March 24, 2009 - Posted by | confessions, me, rants | , , , , ,


  1. wow, this is an amazing building! i love it!! you know what you could do? i don’t know what kind of city this is in, but, i’m pretty lucky, and i graduated with a guy who is the assistant editor of our newspaper, and i emailed him and asked about an old building, and he told me who to contact about it, to get a way into it. i never actually could, just because it’s out in the country, and (obviously) i can’t walk, but at least i got my questions answered! i take a lot of pictures of old buildings and houses here in town, i love old houses, and we have a lot here in town, a lot were here from the Underground Railroad!

    Comment by libby | March 24, 2009

  2. You weirdo. LOL! But seriously, there is nothing at all strange about getting caught up in old architecture and wanting to capture it on camera. I think these are great pictures and the building is very cool.

    Glad you’re back. thought we lost you.

    Comment by Ricardo | March 24, 2009

  3. Libby, I do know who owns this building but he is an 80 year old pervert. He has yelled at me for taking photos and then put his arm around me and talked dirty in my ear. VERY CREEPY! I would love to see inside but…well what can I say. The buildings from the underground rr sound great!

    I am kind of weird or maybe I prefer eclectic 😉 I was beginning to wonder if the geek squad was ever going to surrender my computer. The crazy nerds took their time but it is now in fabulous working order!

    Comment by javajune | March 24, 2009

  4. Eclectic is the way to be. the second someone can pin you down to one thing is not good. I’m sure you pretty much have a brand new machine with all the time they took on it.

    Comment by Ricardo | March 24, 2009

  5. If I were to be presumptuous I would say that some part of what draws you to this old building is the same thing that makes me collect antiques. Your old place and my old things bring essences from the past with them.

    If I sit staring at the lighted dial of one of my old tombstone living room radios, I know my eyes are fixed directly where the eyes of a family of the 1930s or’40s were fixed nightly. For long periods of time they stared at those lighted shapes while dreaming–and so do I. They dreamed of the stories being broadcast. I dream of them, those listeners.

    Once the stories were dreams and the listeners were breathing, feeling flesh and blood. Now that flesh and blood is long gone to dust, and both the stories and the listeners are only dreams.

    There is no non-biological urge humans have that is more basic than the urge to honor the dead.

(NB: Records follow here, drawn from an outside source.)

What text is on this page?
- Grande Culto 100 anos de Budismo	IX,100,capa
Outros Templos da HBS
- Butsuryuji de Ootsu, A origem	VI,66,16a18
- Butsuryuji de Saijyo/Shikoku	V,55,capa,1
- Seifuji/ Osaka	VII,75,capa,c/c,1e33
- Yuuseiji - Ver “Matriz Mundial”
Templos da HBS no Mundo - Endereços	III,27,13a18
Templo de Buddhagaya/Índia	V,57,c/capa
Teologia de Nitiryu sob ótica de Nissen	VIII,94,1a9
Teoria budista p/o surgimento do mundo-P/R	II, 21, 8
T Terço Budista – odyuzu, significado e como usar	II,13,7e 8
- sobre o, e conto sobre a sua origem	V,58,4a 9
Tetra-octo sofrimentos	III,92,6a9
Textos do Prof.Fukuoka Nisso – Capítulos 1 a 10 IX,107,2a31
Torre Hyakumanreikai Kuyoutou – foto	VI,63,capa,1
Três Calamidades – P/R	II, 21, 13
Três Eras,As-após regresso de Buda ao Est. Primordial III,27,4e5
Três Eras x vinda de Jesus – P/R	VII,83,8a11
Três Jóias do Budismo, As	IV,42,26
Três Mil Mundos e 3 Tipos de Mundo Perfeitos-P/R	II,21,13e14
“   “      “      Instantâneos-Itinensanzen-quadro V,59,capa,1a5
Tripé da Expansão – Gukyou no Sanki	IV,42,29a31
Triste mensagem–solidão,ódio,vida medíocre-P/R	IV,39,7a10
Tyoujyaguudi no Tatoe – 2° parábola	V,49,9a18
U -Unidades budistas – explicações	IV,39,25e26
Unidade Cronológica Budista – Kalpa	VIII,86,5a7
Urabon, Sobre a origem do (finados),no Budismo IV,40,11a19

I read a book about the excavation of a buried town in Turkey which dated back around 10,000 years. Those people, the archeologists discovered, had buried their dead in the dirt floors of their houses.

    You can’t get anywhere like as close to the dead today as you could then. And who would want to!? We know too much now about what death is, both as physical dissolution and as personal extinction. But we still have that old urge to at least get close enough to the dead to show them some kind of honor. The desire to do so is so strong! We want to give them the one thing we are sure we would long for if/when we are they.

    They haunt the things they loved. As we in turn love those things we stand in their shoes and repeat their feelings. We give them for a moment the most precious gift they can be given–a moment of renewed life.

    Comment by nightman1 | March 31, 2009

  6. Nightman, I think You pretty much summed it up. I love old things because of their past. Glad I’m not alone. I loved it when you said, “they haunt the things they loved”.

    Comment by javajune | April 1, 2009

  7. Thank you very much Javajune.

    Your post allowed me to take the final step I needed to understand why I love the old radios I collect SO much. It had been the greatest mystery to me for years.